If patients with complex aphthosis are to be included in the Behçet's disease spectrum, Dr. Lynch suggested the “Western” form of the disease be distinguished from the “Eastern” form, which he characterized as classic Behçet's disease.

He contrasted the two forms as follows:

▸ The Eastern form occurs along the “Silk Road” from Asia to Eastern Europe; the Western form presents in Western Europe and North America.

▸ Men outnumber women among patients with the Eastern form; women are more likely to be affected in the West.

▸ Central nervous system involvement occurs only in the Eastern form.

▸ Posterior eye inflammation often leads to blindness with the Eastern form of the condition. Anterior eye disease sometimes occurs with the Western form, but is less severe and rarely, if ever, leads to vision loss.

▸ The HLA-B51 haplotype is almost always positive with the Eastern form. People with this haplotype are much more likely to develop Behçet's disease if they live along the Silk Road (relative risk about 6.0) than in Western countries (relative risk about 1.5).

▸ Prognosis is poor in the East, good in the West.

Complex aphthosis has a nonspecific histology and is usually diagnosed by ruling out other conditions, according to Dr. Lynch. These ulcers can appear simultaneously in oral and genital locations, but are often independent of each other. “Almost always you will get a history of oral ulcers in the past, but they don't come out exactly at the same time,” he said.
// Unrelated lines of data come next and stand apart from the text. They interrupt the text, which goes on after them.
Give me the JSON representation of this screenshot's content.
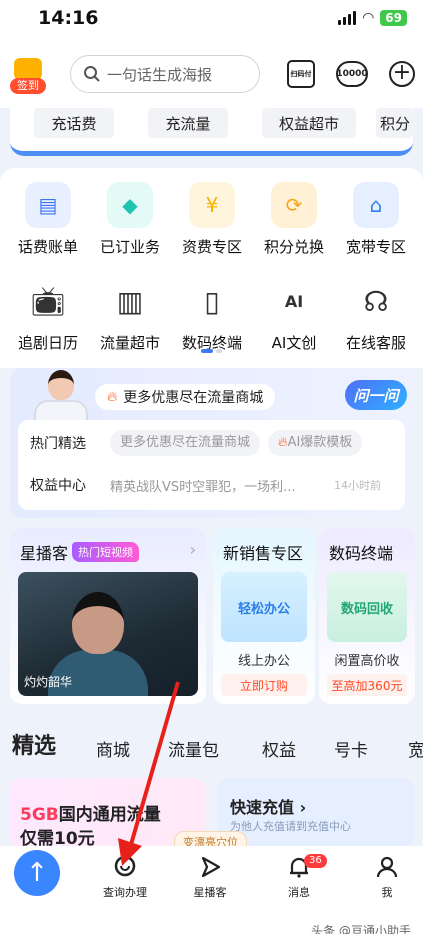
{
  "status": {
    "time": "14:16",
    "battery": "69"
  },
  "header": {
    "checkin": "签到",
    "search_placeholder": "一句话生成海报",
    "scan_label": "扫码付",
    "service_label": "10000"
  },
  "quick_buttons": [
    "充话费",
    "充流量",
    "权益超市",
    "积分"
  ],
  "services": [
    {
      "label": "话费账单",
      "icon": "bill-icon",
      "color": "#3d74f0"
    },
    {
      "label": "已订业务",
      "icon": "subscribed-icon",
      "color": "#1fc3b0"
    },
    {
      "label": "资费专区",
      "icon": "tariff-icon",
      "color": "#f5b400"
    },
    {
      "label": "积分兑换",
      "icon": "points-icon",
      "color": "#f7a51c"
    },
    {
      "label": "宽带专区",
      "icon": "router-icon",
      "color": "#2f7df6"
    },
    {
      "label": "追剧日历",
      "icon": "tv-icon",
      "color": "#333333"
    },
    {
      "label": "流量超市",
      "icon": "shop-icon",
      "color": "#333333"
    },
    {
      "label": "数码终端",
      "icon": "phone-icon",
      "color": "#333333"
    },
    {
      "label": "AI文创",
      "icon": "ai-icon",
      "color": "#333333"
    },
    {
      "label": "在线客服",
      "icon": "headset-icon",
      "color": "#333333"
    }
  ],
  "promo": {
    "bubble": "更多优惠尽在流量商城",
    "ask_button": "问一问",
    "row1_title": "热门精选",
    "row1_tag1": "更多优惠尽在流量商城",
    "row1_tag2": "AI爆款模板",
    "row2_title": "权益中心",
    "row2_news": "精英战队VS时空罪犯，一场利...",
    "row2_time": "14小时前"
  },
  "features": {
    "xingbo": {
      "title": "星播客",
      "badge": "热门短视频",
      "caption": "灼灼韶华"
    },
    "new_sales": {
      "title": "新销售专区",
      "image_text": "轻松办公",
      "label": "线上办公",
      "tag": "立即订购"
    },
    "digital": {
      "title": "数码终端",
      "image_text": "数码回收",
      "label": "闲置高价收",
      "tag": "至高加360元"
    }
  },
  "categories": [
    "精选",
    "商城",
    "流量包",
    "权益",
    "号卡",
    "宽"
  ],
  "bottom_cards": {
    "left_line1_highlight": "5GB",
    "left_line1": "国内通用流量",
    "left_line2": "仅需10元",
    "right_title": "快速充值",
    "right_sub": "为他人充值请到充值中心"
  },
  "float_tip": "变漂亮穴位",
  "tabbar": [
    {
      "label": "查询办理",
      "icon": "search-chat-icon"
    },
    {
      "label": "星播客",
      "icon": "play-icon"
    },
    {
      "label": "消息",
      "icon": "bell-icon",
      "badge": "36"
    },
    {
      "label": "我",
      "icon": "person-icon"
    }
  ],
  "watermark": "头条 @亘通小助手"
}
Comparing aphthosis major ulcers to ordinary canker sores, Dr. Lynch said the former are larger, longer lasting, and more painful. The aphthosis ulcers also heal with some scarring and are more likely to appear on mucosa in women and on skin in men.

“There are no good age data, but in my own practice over the years I am impressed with number of very young women from age 13 to about 20 who develop this,” he said.

Dr. Lynch said most lesions respond within a few days to topical application of high potency steroids such as fluocinonide and clobetasol. He also recommended lidocaine or sucralfate for pain relief, and suggested 5 mg/cc of triamcinolone acetonide for larger ulcers and ulcers that do not respond to topical steroids.

For systemic therapy, Dr. Lynch proposed 7-10 days of treatment with systemic steroids. Dapsone, colchicine, pentoxifylline, and thalidomide can be effective for episodic treatment and prophylaxis, he said, warning against the use of thalidomide and other tumor necrosis factors in women who are of child-bearing age.